The original reference file can be supplied on the command line (i.e.,
samtools view -T my_reference.gemBS.ref
). Note that in this case the reference file should be the one generated by gemBS (and which should have the suffix gemBS.ref).The cache directory for htslib (which by default is $HOME/.cache/hts_ref) is searched to find the sequence.
An attempt to download the sequence from the European Nuclotide Archive will be made. After successful download the reference will be stored in the cache.
If option (3) is taken then you will see a delay the first time an attempt is made to view a contig from a CRAM file as the reference is fetched and stored. Of course, this will only work for an ‘official’ reference sequence. For working with, for example, a draft sequence from a de novo assembly project, it will be necessary to have a local copy of the reference.

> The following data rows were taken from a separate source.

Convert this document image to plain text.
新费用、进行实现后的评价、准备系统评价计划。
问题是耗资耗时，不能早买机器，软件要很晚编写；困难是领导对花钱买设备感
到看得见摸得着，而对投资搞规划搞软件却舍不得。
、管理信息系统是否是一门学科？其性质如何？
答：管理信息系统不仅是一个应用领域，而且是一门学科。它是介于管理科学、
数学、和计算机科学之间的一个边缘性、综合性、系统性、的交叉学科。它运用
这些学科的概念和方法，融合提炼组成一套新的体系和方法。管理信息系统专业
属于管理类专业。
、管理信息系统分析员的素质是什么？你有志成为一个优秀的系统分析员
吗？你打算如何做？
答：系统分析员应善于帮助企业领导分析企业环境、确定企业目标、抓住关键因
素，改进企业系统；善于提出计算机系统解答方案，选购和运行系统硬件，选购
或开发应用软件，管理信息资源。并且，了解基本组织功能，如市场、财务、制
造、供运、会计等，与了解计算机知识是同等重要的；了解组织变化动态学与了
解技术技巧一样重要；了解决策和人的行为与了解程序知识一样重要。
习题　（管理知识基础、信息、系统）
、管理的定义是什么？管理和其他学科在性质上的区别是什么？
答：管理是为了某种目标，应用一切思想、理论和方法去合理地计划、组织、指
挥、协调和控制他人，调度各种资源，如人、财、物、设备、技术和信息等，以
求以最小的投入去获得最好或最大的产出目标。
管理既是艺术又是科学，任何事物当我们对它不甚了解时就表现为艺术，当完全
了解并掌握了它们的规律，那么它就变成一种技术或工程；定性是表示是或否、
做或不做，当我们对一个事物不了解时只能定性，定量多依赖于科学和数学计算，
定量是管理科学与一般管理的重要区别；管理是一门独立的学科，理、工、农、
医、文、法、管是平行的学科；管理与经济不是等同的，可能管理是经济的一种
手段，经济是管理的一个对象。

gemBS provides a mechanism to make this simpler. If the configuration
key populate_cache is set to true in the DEFAULT or
index section then the sequences used in the CRAM file will be
stored in the local cache if not already present. In this way,
samtools view
can be used to read the generated CRAM files without
the user having to change anything.
Job scheduling¶
(Almost) every job run by gemBS can be affected by a set of configuration keys or command line options that affect how the job runs and how it is scheduled. In terms of configuration keys, these should be in the appropriate section (i.e, to affect the index subcommand the keys should be in the index section on the configuration file). Some of the options afffect how the job runs on multi-core computers and are passed on to the command itself, the most common being threads which indicates to the job how many threads to use. THe other options determine how many jobs can be run in parallel (jobs, cores, memory) - for details of how these interact see Scheduling jobs. Finally the keys cores, memory and time are passed on to the pipeline manager (i.e., Slurm) if this is being used.

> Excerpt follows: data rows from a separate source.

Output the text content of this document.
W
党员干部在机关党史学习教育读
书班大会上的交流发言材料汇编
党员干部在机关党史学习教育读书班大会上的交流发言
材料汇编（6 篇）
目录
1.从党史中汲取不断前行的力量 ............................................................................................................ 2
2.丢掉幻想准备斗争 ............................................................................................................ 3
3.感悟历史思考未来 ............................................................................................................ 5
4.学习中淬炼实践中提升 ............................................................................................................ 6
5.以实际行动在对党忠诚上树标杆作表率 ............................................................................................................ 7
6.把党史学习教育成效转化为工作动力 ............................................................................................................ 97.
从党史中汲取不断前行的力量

3.3. Configuring gemBS: the gemBS prepare command¶
After the configuration files have all been made, the prepare command should be used to check the configurations and generate the JSON configuration file.
USAGE:
gemBS prepare [FLAGS] [OPTIONS] --config <CONFIG> <--text-metadata <TEXT_METADATA>|--lims-cnag-json <JSON_METADATA>>
FLAGS:
-p, --populate-cache Populate reference cache if required (for CRAM)
-h, --help Prints help information
OPTIONS:
-c, --config <CONFIG> Text config file with gemBS parameters
-t, --text-metadata <TEXT_METADATA> Sample data in csv format
-l, --lims-cnag-json <JSON_METADATA> Use JSON metadata file from CNAG lims
By default this will create the MessagePack file in a the hidden directory .gemBS in the working directory as .gemBS/gemBS.mpn.
In addition, the prepare command creates a bgzipped reference file
by concatenating the different reference files together (i.e., the
reference file and the extra_references file). Indexes to
this file are also created using the samtools faidx
command.
These are not the indexes for the GEM3 mapper, but allow quick access
to individual contig sequences and are used by bs_call. In
addition, a contig_sizes file is generated that gives the size of
each contig sequence in the reference file (not in the contigs
in the extra_references files), and a contig_md5 file that has
the md5 signatures of all contigs in the combined reference sequence
file.
Note
There is nothing to stop the user from re-running the prepare command during an analysis. If the sample metadata files or the directory variables have been changed then this could result in incomplete analysis results or failures of the pipeline. The prepare command should normally be run once at the start of the analysis and not repeated once the main parts of the pipeline (mapping, calling etc.) have been started.